Monitor Twitter activity for three AI agent frameworks:
"langchain", "crewai", and "upsonic".
For each framework, search recent tweets and collect:
- Tweet volume (number of mentions)
- Average engagement (likes + retweets per tweet)
- Overall sentiment
Write the following files:
- 'competitor_data.csv' with columns: framework, date, tweet_count,
avg_likes, avg_retweets, positive_pct, negative_pct
- 'competitor_report.md' with:
* Comparison table (volume, engagement, sentiment per framework)
* Share of voice analysis (% of total mentions)

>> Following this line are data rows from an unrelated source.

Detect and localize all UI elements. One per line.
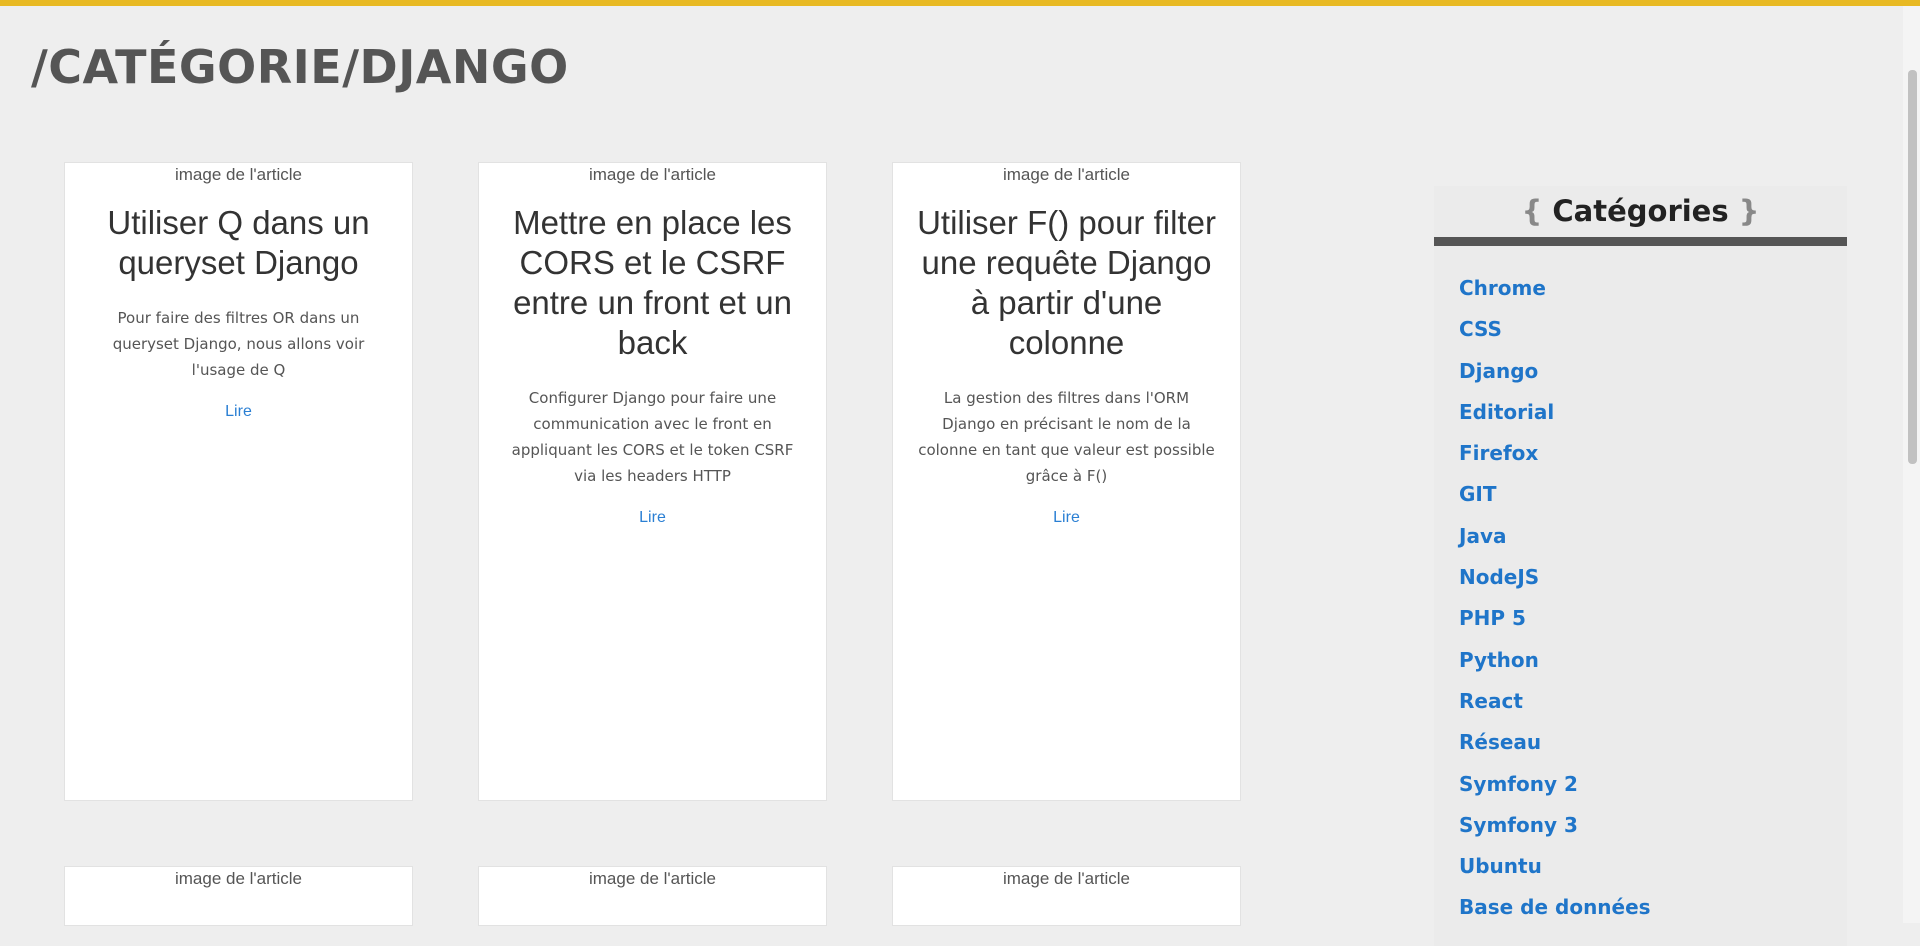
category-item: Ubuntu	[1459, 854, 1651, 895]
sidebar-title: { Catégories }	[1434, 194, 1847, 234]
article-excerpt: La gestion des filtres dans l'ORM Django…	[918, 389, 1215, 485]
article-image[interactable]: image de l'article	[893, 165, 1240, 185]
article-image[interactable]: image de l'article	[893, 869, 1240, 889]
sidebar-divider	[1434, 237, 1847, 246]
sidebar-title-text: Catégories	[1552, 194, 1729, 228]
category-item: Symfony 2	[1459, 772, 1651, 813]
category-item: PHP 5	[1459, 606, 1651, 647]
category-item: Chrome	[1459, 276, 1651, 317]
category-link-java[interactable]: Java	[1459, 524, 1506, 548]
category-link-reseau[interactable]: Réseau	[1459, 730, 1541, 754]
category-link-base-de-donnees[interactable]: Base de données	[1459, 895, 1651, 919]
page-title: /CATÉGORIE/DJANGO	[31, 40, 569, 94]
category-item: Base de données	[1459, 895, 1651, 936]
category-link-git[interactable]: GIT	[1459, 482, 1497, 506]
article-card: image de l'article	[64, 866, 413, 926]
category-link-editorial[interactable]: Editorial	[1459, 400, 1554, 424]
brace-close: }	[1738, 194, 1760, 228]
category-link-react[interactable]: React	[1459, 689, 1523, 713]
scrollbar-thumb[interactable]	[1908, 70, 1917, 464]
article-card: image de l'article Mettre en place les C…	[478, 162, 827, 801]
category-item: Java	[1459, 524, 1651, 565]
article-card: image de l'article	[478, 866, 827, 926]
category-link-php5[interactable]: PHP 5	[1459, 606, 1526, 630]
article-image[interactable]: image de l'article	[65, 869, 412, 889]
category-link-ubuntu[interactable]: Ubuntu	[1459, 854, 1542, 878]
categories-sidebar: { Catégories } Chrome CSS Django Editori…	[1434, 186, 1847, 946]
article-excerpt: Configurer Django pour faire une communi…	[511, 389, 794, 485]
article-card: image de l'article	[892, 866, 1241, 926]
category-link-python[interactable]: Python	[1459, 648, 1539, 672]
category-item: Réseau	[1459, 730, 1651, 771]
category-item: Python	[1459, 648, 1651, 689]
category-item: Firefox	[1459, 441, 1651, 482]
category-item: CSS	[1459, 317, 1651, 358]
top-accent-bar	[0, 0, 1920, 6]
article-excerpt: Pour faire des filtres OR dans un querys…	[112, 309, 365, 379]
category-item: GIT	[1459, 482, 1651, 523]
category-link-css[interactable]: CSS	[1459, 317, 1502, 341]
category-link-symfony3[interactable]: Symfony 3	[1459, 813, 1578, 837]
article-card: image de l'article Utiliser Q dans un qu…	[64, 162, 413, 801]
article-title: Mettre en place les CORS et le CSRF entr…	[513, 204, 792, 361]
category-item: React	[1459, 689, 1651, 730]
article-title: Utiliser F() pour filter une requête Dja…	[917, 204, 1216, 361]
article-title: Utiliser Q dans un queryset Django	[107, 204, 370, 281]
read-link[interactable]: Lire	[639, 509, 666, 527]
read-link[interactable]: Lire	[1053, 509, 1080, 527]
article-card: image de l'article Utiliser F() pour fil…	[892, 162, 1241, 801]
category-link-django[interactable]: Django	[1459, 359, 1538, 383]
category-item: Symfony 3	[1459, 813, 1651, 854]
category-link-chrome[interactable]: Chrome	[1459, 276, 1546, 300]
category-item: NodeJS	[1459, 565, 1651, 606]
category-link-firefox[interactable]: Firefox	[1459, 441, 1538, 465]
category-item: Editorial	[1459, 400, 1651, 441]
category-link-nodejs[interactable]: NodeJS	[1459, 565, 1539, 589]
brace-open: {	[1521, 194, 1543, 228]
article-image[interactable]: image de l'article	[65, 165, 412, 185]
article-image[interactable]: image de l'article	[479, 165, 826, 185]
category-list: Chrome CSS Django Editorial Firefox GIT …	[1459, 276, 1651, 937]
category-link-symfony2[interactable]: Symfony 2	[1459, 772, 1578, 796]
page-scrollbar[interactable]	[1903, 6, 1920, 923]
read-link[interactable]: Lire	[225, 403, 252, 421]
article-image[interactable]: image de l'article	[479, 869, 826, 889]
category-item: Django	[1459, 359, 1651, 400]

* Notable tweets for each framework
* Trending topics per framework
* Competitive positioning insights
"""
)
agent.print_do(task)
Twitter MCP servers typically expose tools including:
| Tool | Description |
|---|
search_tweets | Search for tweets by keyword or query |
post_tweet | Post a new tweet |
get_user_tweets | Get recent tweets from a user |
get_mentions | Get mentions of the authenticated user |
reply_to_tweet | Reply to a specific tweet |
get_tweet | Get details of a specific tweet |
Security Notes
- Use a dedicated Twitter app with read-only permissions for analytics agents.
- Store all API keys and tokens in
.env — never hardcode them.
- Twitter API has rate limits — set appropriate
tool_call_limit to avoid hitting them.
- Only grant write permissions if the agent needs to post or reply.